Carrubba, nonostante la giovane età, è ritenuto uno dei fiancheggiatori di Provenzano e potrebbe rivelare i nomi di chi, anche nel Nisseno, ha favorito la sua lunga latitanza. In un pizzino scritto dal boss Falsone il 21 settembre 2004 e ritrovato nel covo di «Binnu» a Corleone, lui viene indicato come «il cugino dello zio A. di CL». E ciò perché il neo collaborante è cugino della moglie del boss Angelo Schillaci, pure lui coinvolto nello stesso blitz un paio di mesi fa.
C’è da credere che la collaborazione di Maurizio Carrubba, d’ora in poi, non farà dormire sonni tranquilli a molti.
Dal neo pentito campofranchese Maurizio Carrubba, negli ambienti investigativi, ci si aspetta molto. «Certo – dice un investigatore che segue la collaborazione di Carrubba- non basta che si limiti a confermare il quadro probatorio contenuto nell’ultima indagine in cui è stato arrestato». I magistrati della Dda e i carabinieri del Raggruppamento operativo speciale vogliono andare oltre i contenuti dell’inchiesta “Grande Vallone”, dove Carrubba è stato tirato in ballo per associazione mafiosa.
E prima che valutasse se ricorrere in Cassazione per ottenere l’annullamento dell’ordinanza confermata dai giudici del Riesame, ha scelto di parlare. Con le dichiarazioni del primo collaboratore di giustizia da Campofranco, si punta a scoprire gli intrecci tra colletti bianchi e boss di Cosa Nostra. Rapporti fatti di connivenza e compiacenza.
Ma Carrubba, fresco di pentimento da una decina di giorni e trasferito dal carcere “Malaspina” in un’altra casa circondariale della Sicilia, sarebbe a conoscenza di alcuni omicidi degli ultimi quindici anni e che hanno insanguinato il Vallone, molti dei quali rimasti fascicoli contro ignoti. Per altri agguati di mafia dove i responsabili sono stati incriminati, processati e condannati anche all’ergastolo ma non definitivo, il contributo di Carrubba potrebbe essere decisivo per “blindare” le loro colpe o magari scagionarli.
L’ex operaio dell’Ato Ambiente CL 1, ora sospeso dal servizio, potrebbe essere un’autentica miniera di informazioni sulla cosiddetta “squadra di morte” formata dai suoi compaesani, killer professionisti a disposizione dell’ala corleonese scelti per andare a uccidere anche nella vicina provincia di
Agrigento. Un commando di cui, secondo molti pentiti, avrebbero fatto parte Mimì Vaccaro, ex reggente di Cosa Nostra nel Nisseno, e Salvatore
Termini.
Ma il ruolo di Carrubba tracciato dal Gip nel dossier “Grande Vallone” è quello di «anello di collegamento con esponenti di Cosa Nostra dell’Agrigentino in stretti rapporti con Giuseppe Falsone, rappresentante provinciale».
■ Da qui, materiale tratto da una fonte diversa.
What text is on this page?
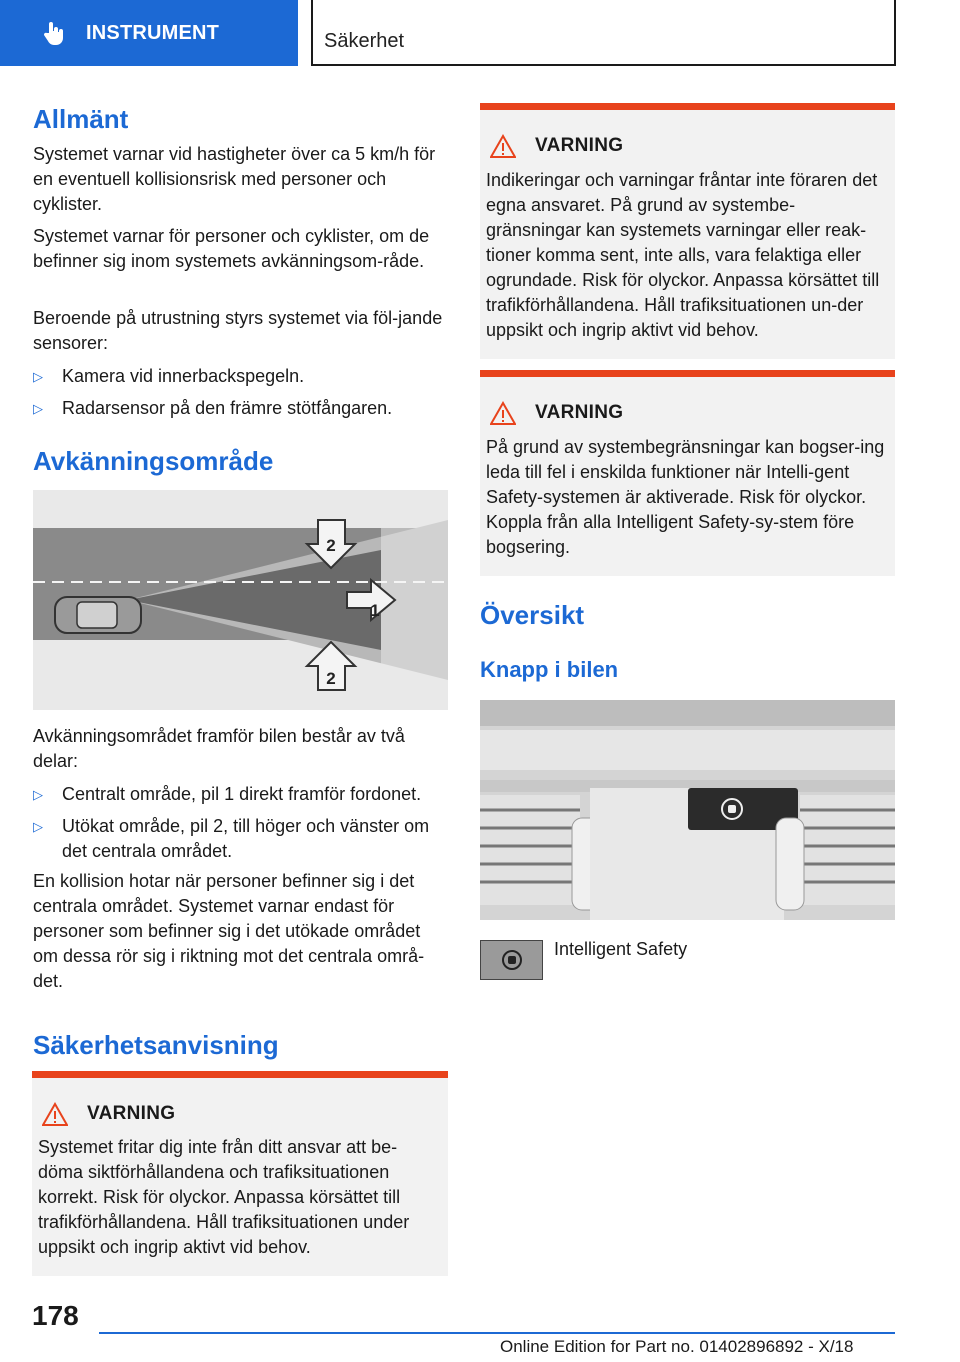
INSTRUMENT	Säkerhet
Allmänt
Systemet varnar vid hastigheter över ca 5 km/h för en eventuell kollisionsrisk med personer och cyklister.
Systemet varnar för personer och cyklister, om de befinner sig inom systemets avkänningsom-råde.
Beroende på utrustning styrs systemet via föl-jande sensorer:
▷ Kamera vid innerbackspegeln.
▷ Radarsensor på den främre stötfångaren.
Avkänningsområde
2
1
2
Avkänningsområdet framför bilen består av två delar:
▷ Centralt område, pil 1 direkt framför fordonet.
▷ Utökat område, pil 2, till höger och vänster om det centrala området.
En kollision hotar när personer befinner sig i det centrala området. Systemet varnar endast för personer som befinner sig i det utökade området om dessa rör sig i riktning mot det centrala områ-det.
Säkerhetsanvisning
VARNING
Systemet fritar dig inte från ditt ansvar att be-döma siktförhållandena och trafiksituationen korrekt. Risk för olyckor. Anpassa körsättet till trafikförhållandena. Håll trafiksituationen under uppsikt och ingrip aktivt vid behov.
VARNING
Indikeringar och varningar fråntar inte föraren det egna ansvaret. På grund av systembe-gränsningar kan systemets varningar eller reak-tioner komma sent, inte alls, vara felaktiga eller ogrundade. Risk för olyckor. Anpassa körsättet till trafikförhållandena. Håll trafiksituationen un-der uppsikt och ingrip aktivt vid behov.
VARNING
På grund av systembegränsningar kan bogser-ing leda till fel i enskilda funktioner när Intelli-gent Safety-systemen är aktiverade. Risk för olyckor. Koppla från alla Intelligent Safety-sy-stem före bogsering.
Översikt
Knapp i bilen
Intelligent Safety
178
Online Edition for Part no. 01402896892 - X/18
Il neo collaboratore di giustizia, prima di saltare il fosso, per il suo spessore mafioso era stato scelto come la persona adatta per sanare la frattura tra il boss detenuto Angelo Schillaci e i compaesani fratellli Modica, Angelo e Giuseppe, ritenuti al vertice della famiglia mafiosa di Campofranco. Una
spaccatura che per gli inquirenti è originata dall’estromissione dell’impianto di calcestruzzo di Schillaci dall’aggiudicazione delle forniture pubbliche ottenute invece dalla concorrente impresa dei Modica. Circostanza che il Ros ha appreso intercettando diversi colloqui nel carcere di Palmi dove Angelo Schillaci è rinchiuso.
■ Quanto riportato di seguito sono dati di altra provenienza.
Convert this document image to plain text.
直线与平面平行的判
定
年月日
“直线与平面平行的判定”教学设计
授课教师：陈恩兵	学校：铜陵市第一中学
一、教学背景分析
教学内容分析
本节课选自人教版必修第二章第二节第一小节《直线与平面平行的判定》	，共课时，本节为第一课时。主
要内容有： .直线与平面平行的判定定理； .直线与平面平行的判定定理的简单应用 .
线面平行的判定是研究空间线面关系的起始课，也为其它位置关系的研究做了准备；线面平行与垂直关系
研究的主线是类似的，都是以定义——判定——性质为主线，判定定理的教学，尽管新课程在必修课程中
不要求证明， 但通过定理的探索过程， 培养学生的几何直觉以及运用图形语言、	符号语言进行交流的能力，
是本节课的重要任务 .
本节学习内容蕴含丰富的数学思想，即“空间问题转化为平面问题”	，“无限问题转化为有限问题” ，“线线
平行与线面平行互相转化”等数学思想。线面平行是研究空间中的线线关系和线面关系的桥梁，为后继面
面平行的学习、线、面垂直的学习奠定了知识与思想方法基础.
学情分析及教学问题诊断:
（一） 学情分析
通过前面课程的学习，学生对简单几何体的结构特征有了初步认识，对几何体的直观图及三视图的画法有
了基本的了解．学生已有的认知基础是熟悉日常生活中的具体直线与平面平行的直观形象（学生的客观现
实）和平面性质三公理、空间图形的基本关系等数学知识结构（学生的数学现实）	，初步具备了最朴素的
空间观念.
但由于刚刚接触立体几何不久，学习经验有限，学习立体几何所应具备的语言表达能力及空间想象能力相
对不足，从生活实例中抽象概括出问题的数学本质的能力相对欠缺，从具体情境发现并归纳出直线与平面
«Ho avviato rapporti – disse il pentito Carlo Alberto Ferrauto sull’ex rampollo di Bernardo Provenzano – anche con Maurizio Carrubba durante il periodo della mia detenzione, nel 2004-2005. Eravamo entrambi ristretti presso il carcere di Caltanissetta. Carrubba l’ho conosciuto in quanto Angelo
Schillaci mi aveva fatto delle confidenze, specificandomi che era suo uomo di fiducia».